California's top-two "jungle" primary system was put in by Democrats years ago as a way to maintain party power. The top two candidates in a primary are put on the ballot, regardless of primary. Democrats were okay with it because it meant that in heavily blue districts, two Dems could run against each other, while in more competitive districts, Republicans would still more often than not get on the ballot in November, even in moderately blue districts, where they could get behind a single candidate and dominate like they have in the Orange County.
But California politics have now reached the point where so many Democratic primary candidates are running against vulnerable Republicans
that the Dems could very well end up taking each other out, splitting the vote to the point where two Republicans could come out on top in June primaries and essentially lock Dems out of multiple House districts
completely.
With so many Democrats running, the party’s fear is that the vote will be splintered, allowing Republicans — who have fewer candidates — to dominate some primaries. The party and allied groups are spending more than $4 million on just three campaigns, intervening in one contest to prop up a favored candidate; attacking a Republican from the right in another; and even reminding people not to waste their votes on “ghost candidates” who have dropped out yet remain on the ballot.
As any progressive activist will explain through gnashed teeth, the head-snapping scramble is because of the state’s “top two” open primary system, which allows the two leading vote-getters — regardless of political parties — to advance to the general election.
The “top two” system was meant to create incentives for political moderation in a state where about a quarter of the voters are independents, but it has created immense stakes for Democrats: They need to win 23 seats to take back the House, and party officials believe the path runs through the seven competitive California districts, all of which Hillary Clinton carried in 2016.
“It’s a disaster,” Gail Reisman, a retired gerontologist and Toronto native who lives in Representative Dana Rohrabacher’s district, said after attending a candidate forum Tuesday. “If we have two Republicans running I think I’m going back to Canada.”
The situation would be your standard comically "inept Democrats stupidly blowing it at the national party level" that's happened in almost every election I've been alive for if it wasn't the whole "threatening to keep Russian-bought traitors like GOP Rep. Dana Rohrabacher in the House" part.
Nowhere is the danger more acute than in a pair of contiguous districts that stretch from Orange County’s Seal Beach down the Pacific coastline to the cliffs of La Jolla.
It is here where national Democrats, deeply concerned their voters are scattered among little-known House candidates, are staging a rescue mission to ensure they are not locked out this fall in Mr. Rohrabacher’s district and the one farther south held by Representative Darrell Issa, a Republican who is retiring.

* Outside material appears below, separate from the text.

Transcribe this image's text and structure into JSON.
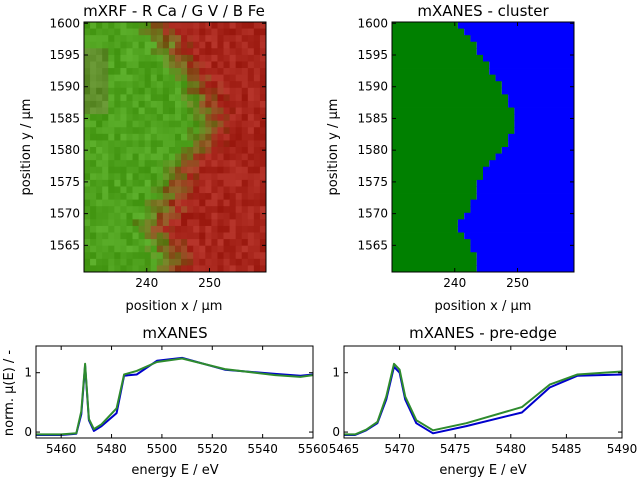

Opposition research and hard-edge direct mail pieces are flying between candidates, too, some of them tinged with accusations of #metoo impropriety. But surveys show many of the candidates bunched together in the teens and few operatives have a firm grasp for what will unfold.
Actual policy issues are largely secondary: The differences between the Democratic hopefuls are a matter of degree, with all of them vowing a progressive agenda on health care, the environment and gun control while taking aim at Mr. Trump. The Republicans are focused on gains in the economy, a gas tax repeal measure and warning the largely moderate and center-right voters in the districts that Democrats are turning sharply to the left.
The Democratic Congressional Campaign Committee, the party’s arm in House races, is most concerned that two Republicans might prevail in the primary for Mr. Rohrabacher’s seat. The committee has broken with the state Democratic Party to endorse a candidate, Harley Rouda.
Meanwhile, the main House Democratic “super PAC” is pouring over $600,000 into commercials in the Los Angeles market, which reaches 27 congressional districts, to try to drive down Republican candidate Scott Baugh’s share of the vote against Mr. Rohrabacher, in hopes that a Democrat can finish in the top two and face the incumbent in November.
And the national campaign committee is supplementing the air attacks with a ground game that includes alerting voters about five “ghost candidates” who remain on the 16-person ballot.
What worries Democrats in a primary season where female candidates are having great success, though, is that two of the former candidates are women and could draw latent support from voters eager to support them. So paid canvassers are handing out pamphlets that cross out the names of some of the candidates who have withdrawn while noting two of them have endorsed Mr. Rouda.
It's a train wreck, and with the primary just ten days away, there's a good chance that Democrats will find a way to lose both these districts to Trump and the GOP through their own massive, massive incompetence.
There's a reason I've switched a decade ago to making individual donations to candidates in specific races and never to national Democrats, especially the DCCC, and this is a prime example of why.
Dems should have anticipated and adjusted for this contingency, and instead they're just making things worse. What a surprise, right?